Not surprisingly, the Sloan-C data reveal that public and private-for-profit institutions are more likely to offer online courses than private colleges and universities. But much of the variation can be explained as a function of mission and markets: Many private liberal arts colleges (i.e., baccalaureate institutions) may offer what Sloan-C defines as Web-facilitated or blended/hybrid courses (courses with both “traditional” and online content that are still structured around traditional, face-to-face class sessions), and which serve their largely residential undergraduate populations. In contrast, both public and for-profit institutions find that online courses respond to both mission mandates (access and training for public institutions) and market opportunities (new or underserved markets, as well as revenue opportunities for all sectors).

These data confirm that online education (single courses or complete degree programs) is now clearly part of the evolving, 21st century landscape of American higher education.

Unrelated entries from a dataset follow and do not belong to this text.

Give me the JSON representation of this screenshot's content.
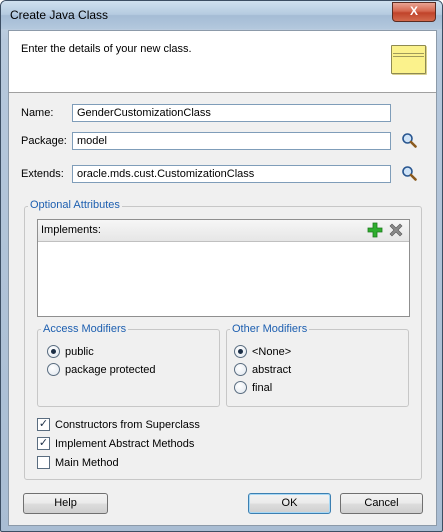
{
  "window": {
    "title": "Create Java Class",
    "close_label": "X"
  },
  "header": {
    "instruction": "Enter the details of your new class."
  },
  "form": {
    "name_label": "Name:",
    "name_value": "GenderCustomizationClass",
    "package_label": "Package:",
    "package_value": "model",
    "extends_label": "Extends:",
    "extends_value": "oracle.mds.cust.CustomizationClass"
  },
  "optional": {
    "title": "Optional Attributes",
    "implements_label": "Implements:",
    "access": {
      "title": "Access Modifiers",
      "options": [
        {
          "label": "public",
          "selected": true
        },
        {
          "label": "package protected",
          "selected": false
        }
      ]
    },
    "other": {
      "title": "Other Modifiers",
      "options": [
        {
          "label": "<None>",
          "selected": true
        },
        {
          "label": "abstract",
          "selected": false
        },
        {
          "label": "final",
          "selected": false
        }
      ]
    },
    "checks": [
      {
        "label": "Constructors from Superclass",
        "checked": true
      },
      {
        "label": "Implement Abstract Methods",
        "checked": true
      },
      {
        "label": "Main Method",
        "checked": false
      }
    ]
  },
  "buttons": {
    "help": "Help",
    "ok": "OK",
    "cancel": "Cancel"
  },
  "colors": {
    "group_title": "#1d5fb0",
    "add_icon": "#2fae2f",
    "remove_icon": "#6b6b6b"
  }
}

Beyond the enrollment data, the Sloan-C reports provide important information about how chief academic officers assess the role and value of online education for their institutions. Just over half of the 1,170 respondents participating in the 2004 Sloan-C survey, typically chief academic officers, agree that “online education is critical to long-term [institutional] strategy.” In contrast, just 12.3 percent strongly disagree (23.3 percent among private institutions). Similarly, just two-fifths (40.6 percent) of the survey respondents strongly agree that “students are at least as satisfied with an online course” as compared to a “traditional” course (highest in private, for-profit institutions: 64.1 percent; lowest in private institutions, at 28 percent).

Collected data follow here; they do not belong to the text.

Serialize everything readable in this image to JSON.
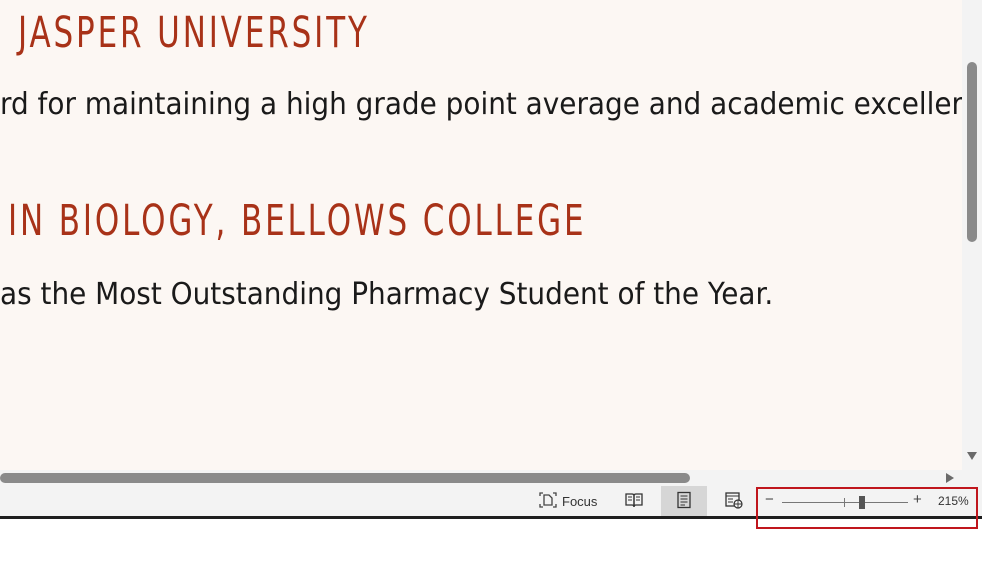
{
  "document": {
    "heading1": "JASPER UNIVERSITY",
    "paragraph1": "rd for maintaining a high grade point average and academic exceller",
    "heading2": "IN BIOLOGY, BELLOWS COLLEGE",
    "paragraph2": "as the Most Outstanding Pharmacy Student of the Year."
  },
  "statusbar": {
    "focus_label": "Focus",
    "views": [
      {
        "name": "read-mode",
        "icon": "book-icon"
      },
      {
        "name": "print-layout",
        "icon": "page-icon",
        "active": true
      },
      {
        "name": "web-layout",
        "icon": "web-page-icon"
      }
    ],
    "zoom": {
      "minus": "−",
      "plus": "+",
      "value_label": "215%"
    }
  },
  "colors": {
    "heading": "#a83218",
    "page_background": "#fcf7f3",
    "highlight": "#c0161d"
  }
}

Asked to compare learning outcomes, roughly half (50.6 percent) of the Sloan-C survey respondents seem to feel that learning outcomes in online education are “about the same” as in traditional, face-to-face courses. Almost two-fifths (38.5 percent) believe current online offerings are inferior to traditional courses, while a tenth (11 percent) believe online to be superior. Perhaps not surprisingly, academic officers in private/for-profit institutions seem more positive about learning outcomes than their peers in other sectors: 82.6 percent view current online courses to be the same as or superior to traditional classes, compared to 75.4 percent in public institutions and 43.8 percent in private institutions.

Interestingly, but perhaps not surprising, academic officers across all sectors believe that the quality of online courses will improve over the next three years: Almost a third (30.5 percent) believe that online courses will be superior to traditional, classroom-based courses in three years, up from a tenth (11 percent) who view online courses as superior today. Officials in private/for-profit institutions are most optimistic about the opportunity to enhance the quality and outcomes of online courses: 58 percent see outcomes in online courses as being superior to in-class offerings in three years, compared to 37.5 percent in public institutions and just 20.9 percent in private institutions.

Admittedly, I’ve drawn selectively from the Sloan-C data, which is snapshot of the landscape of online learning. The Sloan-C data document past and prospective growth, and confirm that online courses and programs are now, without question, core to institutional strategy across all sectors. Too, the Sloan-C data suggest some critical “reach & grasp” issues in the area of student satisfaction, course quality, and learning outcomes. Although quality has always been difficult to define, let alone measure, academic officers participating in the Sloan-C survey acknowledge that online (and by extension, distance) education generally “has some distance” to go before it provides comparable outcomes to more traditional, classroom-based offerings. Future editions of the Sloan-C survey will certainly help those of us in the campus community who are interested in online learning understand the evolving terrain, tracking numbers for growth while also addressing the important nuances that involve quality and outcomes.